SQL Server Integration Services (SSIS)

SSIS is a technology that many of my clients do not consider when evaluating a system integration project. Several of my “SOA” projects over the past couple of years could safely be categorized as data integration projects. Since databases are ubiquitous throughout the enterprise, I am intrigued when organizations start trying to jam a BizTalk messaging solution in the place where SSIS clearly fits. When we start talking about database to database data movement, BizTalk and WF should generally drop off the list of top options if we are dealing with more than just a handful of records. Take into account that BizTalk is really about messaging. Anyone who has spent any time programming with BizTalk will agree that dealing with large batches of messages begins to be a challenge to say the least. Typically, when dealing with batches, one must keep track of each individual message and a reference to the overall batch to which it belonged. When individual messages inside of the batch begin to fail for whatever reason, the requirements and exception handling begin to get murky and virtually every scenario will be different. If you have ever sat in a requirements meeting or a design session, you would typically hear questions like: “If we have 100 messages in a batch and five fail, what do we do? Fail the whole batch? Fail just the five and continue processing? Fail after the first error or after a certain percentage of the total batch size?” These discussions can last for minutes, hours, days – you name it. It is a difficult topic and the giveaway that you are trying to force a technology into a situation it should not be used is when you start modifying your business process because the tool cannot perform some action without a major overhaul that you *think* might work. Tell that to the developer that needs to make an adjustment to the code 2 years from now. BizTalk does have specific adapters to connect to a wide variety of databases, but I really see their primary use as a way to persist or retrieve discreet pieces of data needed in the course of orchestration processing or message exchange. I do not recommend their use as a way of enabling high volume data extraction, transformation and loading between databases.

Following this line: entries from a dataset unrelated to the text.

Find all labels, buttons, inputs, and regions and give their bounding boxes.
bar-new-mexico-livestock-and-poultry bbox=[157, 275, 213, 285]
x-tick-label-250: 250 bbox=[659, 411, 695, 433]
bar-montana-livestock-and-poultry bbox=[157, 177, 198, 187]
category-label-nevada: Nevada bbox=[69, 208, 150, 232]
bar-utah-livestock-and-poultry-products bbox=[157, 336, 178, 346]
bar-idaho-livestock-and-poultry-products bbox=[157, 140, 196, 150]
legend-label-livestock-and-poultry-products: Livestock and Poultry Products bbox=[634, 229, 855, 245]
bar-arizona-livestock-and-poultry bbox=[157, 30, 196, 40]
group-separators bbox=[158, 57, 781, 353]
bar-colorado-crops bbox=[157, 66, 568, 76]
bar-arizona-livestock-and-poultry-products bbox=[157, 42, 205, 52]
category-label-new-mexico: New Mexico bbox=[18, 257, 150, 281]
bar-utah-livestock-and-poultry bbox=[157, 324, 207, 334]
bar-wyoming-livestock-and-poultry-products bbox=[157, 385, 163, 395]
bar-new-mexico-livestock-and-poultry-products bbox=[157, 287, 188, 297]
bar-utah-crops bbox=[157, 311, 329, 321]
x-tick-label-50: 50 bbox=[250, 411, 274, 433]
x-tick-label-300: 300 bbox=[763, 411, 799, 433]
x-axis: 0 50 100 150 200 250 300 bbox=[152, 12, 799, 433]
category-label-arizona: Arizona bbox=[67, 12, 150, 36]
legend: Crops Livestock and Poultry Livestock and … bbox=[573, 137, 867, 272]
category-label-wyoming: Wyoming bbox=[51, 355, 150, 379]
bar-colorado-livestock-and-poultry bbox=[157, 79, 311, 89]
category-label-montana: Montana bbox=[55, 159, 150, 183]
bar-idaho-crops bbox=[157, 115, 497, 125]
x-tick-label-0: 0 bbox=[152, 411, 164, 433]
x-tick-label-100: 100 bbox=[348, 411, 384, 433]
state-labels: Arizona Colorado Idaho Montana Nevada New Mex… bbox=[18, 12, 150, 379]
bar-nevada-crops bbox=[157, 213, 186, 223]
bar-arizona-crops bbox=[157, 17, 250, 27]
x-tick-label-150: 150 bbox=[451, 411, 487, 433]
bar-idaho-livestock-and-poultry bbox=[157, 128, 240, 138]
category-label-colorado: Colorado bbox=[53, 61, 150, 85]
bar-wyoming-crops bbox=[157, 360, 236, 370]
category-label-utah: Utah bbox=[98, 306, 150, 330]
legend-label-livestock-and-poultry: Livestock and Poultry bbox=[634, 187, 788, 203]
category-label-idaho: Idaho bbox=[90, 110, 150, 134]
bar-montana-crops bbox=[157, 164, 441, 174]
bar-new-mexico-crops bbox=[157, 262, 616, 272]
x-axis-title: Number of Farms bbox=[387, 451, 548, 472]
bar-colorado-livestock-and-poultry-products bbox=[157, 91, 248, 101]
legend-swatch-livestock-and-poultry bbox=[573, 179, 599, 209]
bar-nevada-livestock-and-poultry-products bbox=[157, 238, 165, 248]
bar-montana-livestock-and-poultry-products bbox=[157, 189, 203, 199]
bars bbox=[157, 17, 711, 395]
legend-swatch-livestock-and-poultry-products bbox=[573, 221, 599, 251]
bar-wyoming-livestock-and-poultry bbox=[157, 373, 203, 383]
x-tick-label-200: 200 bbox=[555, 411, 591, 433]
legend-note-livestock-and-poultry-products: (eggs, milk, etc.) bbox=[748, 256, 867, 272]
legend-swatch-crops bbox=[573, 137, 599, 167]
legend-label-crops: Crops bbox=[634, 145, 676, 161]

With that said, I suggest using SSIS (or your favorite ETL tool) for the following:

  • Bulk Data Transfers
  • Database to Database Transfer
  • Batching / De-batching

Summary

At a high-level, here are my general recommendations:

What is BizTalk good for?

Exchanging high volumes of messages between systems especially with varying protocols and where long running orchestration is required.

What is Windows Workflow good for?

Providing a programming framework to implement light weight workflows with a much lower dependency on enterprise infrastructure and software costs.

What are SQL Server and Integration Services good for?

Storing and moving data between databases.

It is important to let the tools and the software work from their strengths. Before undertaking a development effort or recommending software for a system architecture, I urge my team members to start from the position of what the software can do well rather than trying to make it do things it was never built to do. Following this guideline will help organizations build more stable applications that can be supported by development staff and the software vendors alike.